ACR Project and CEO File Brief Challenging SEC Approval of Discriminatory NASDAQ Requirement

Center for Equal OpportunityEmployment

The ACR Project and the Center for Equal Opportunity together filed an amicus brief on behalf of Cory R. Liu with the Fifth Circuit Court of Appeals, supporting a challenge to the SEC’s 2021 approval of NASDAQ’s alteration of its listing requirements.  Those requirements force listed companies to: (a) disclose how many directors they have; and (b) (i) produce stats showing a sufficiently “diverse” set of directors across various identitarian classifications to satisfy NASDAQ; or (ii) explain in writing why they don’t.*, **

Our full brief is below.

Building on Mr. Liu’s work in Students for Fair Admissions v. Harvard/UNC, where both the majority opinion and Justice Thomas’s concurrence cited his amicus brief on behalf of David Bernstein on the irrationality of the federal racial classification system, this brief homes in on the irrationality of NASDAQ’s discrimination approved by the SEC.  NASDAQ’s requirement forces corporations to classify their directors along identitarian lines and to disclose the allocation of directorships among those classifications (or to explain why they have failed to do so).  More specifically, the requirement demands that disclosed allocations distribute directorships to capture a very particular, very odd concept of “diversity,” in which boards must include: (i) at least one woman; and (ii) at least one director who is either a racial minority or LBGTQ+.

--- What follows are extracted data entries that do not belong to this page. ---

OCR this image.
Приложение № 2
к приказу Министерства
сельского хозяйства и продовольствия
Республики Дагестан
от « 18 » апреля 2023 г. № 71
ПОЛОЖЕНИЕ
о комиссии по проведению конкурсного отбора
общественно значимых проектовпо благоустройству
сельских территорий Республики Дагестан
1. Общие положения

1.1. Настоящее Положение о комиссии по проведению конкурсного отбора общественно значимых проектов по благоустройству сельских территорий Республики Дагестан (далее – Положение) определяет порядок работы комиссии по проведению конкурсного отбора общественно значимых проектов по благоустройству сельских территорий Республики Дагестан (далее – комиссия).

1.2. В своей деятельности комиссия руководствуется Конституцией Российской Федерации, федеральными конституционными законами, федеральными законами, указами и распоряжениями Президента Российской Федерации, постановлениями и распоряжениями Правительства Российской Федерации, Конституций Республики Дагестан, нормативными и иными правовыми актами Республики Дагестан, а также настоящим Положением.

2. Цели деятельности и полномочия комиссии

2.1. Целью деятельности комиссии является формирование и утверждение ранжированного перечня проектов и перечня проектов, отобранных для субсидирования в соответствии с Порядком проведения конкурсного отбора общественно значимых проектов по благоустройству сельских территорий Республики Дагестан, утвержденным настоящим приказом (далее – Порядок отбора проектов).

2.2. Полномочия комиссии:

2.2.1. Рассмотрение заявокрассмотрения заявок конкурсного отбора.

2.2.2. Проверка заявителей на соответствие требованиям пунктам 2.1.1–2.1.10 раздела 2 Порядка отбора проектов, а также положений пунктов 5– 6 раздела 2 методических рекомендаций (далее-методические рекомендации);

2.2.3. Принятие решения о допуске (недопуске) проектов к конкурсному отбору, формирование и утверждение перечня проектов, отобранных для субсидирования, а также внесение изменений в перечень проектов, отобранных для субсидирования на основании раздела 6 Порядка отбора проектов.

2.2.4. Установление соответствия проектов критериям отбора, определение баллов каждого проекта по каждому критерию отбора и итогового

he SEC and NASDAQ offer no rational basis for choosing to prioritize precisely this kind of diversity.  They simply prioritize diversity of sex over diversity of race, sexual orientation, and gender identity (not to mention all the other dimensions of diversity the rule entirely ignores, including those likely to have much greater importance to a corporation’s functioning, such as professional expertise).  Instead, they equate all differences of race, sexual orientation, and gender identity, codifying that the relevant contribution to diversity of a white bisexual man is not only similar to, but interchangeable with, the contributions of a straight black man or a transgender Native American.  This works an erasure of each distinct group and the potential contributions of any particular individual in any of them.

The only appropriate and lawful way to achieve diversity is to treat people as unique individuals rather than stereotyping them based on limited aspects of their identity.  The challenged rule is a clumsy, wrongheaded, and unlawful attempt to move our society even further toward one dominated by identity-based quotas.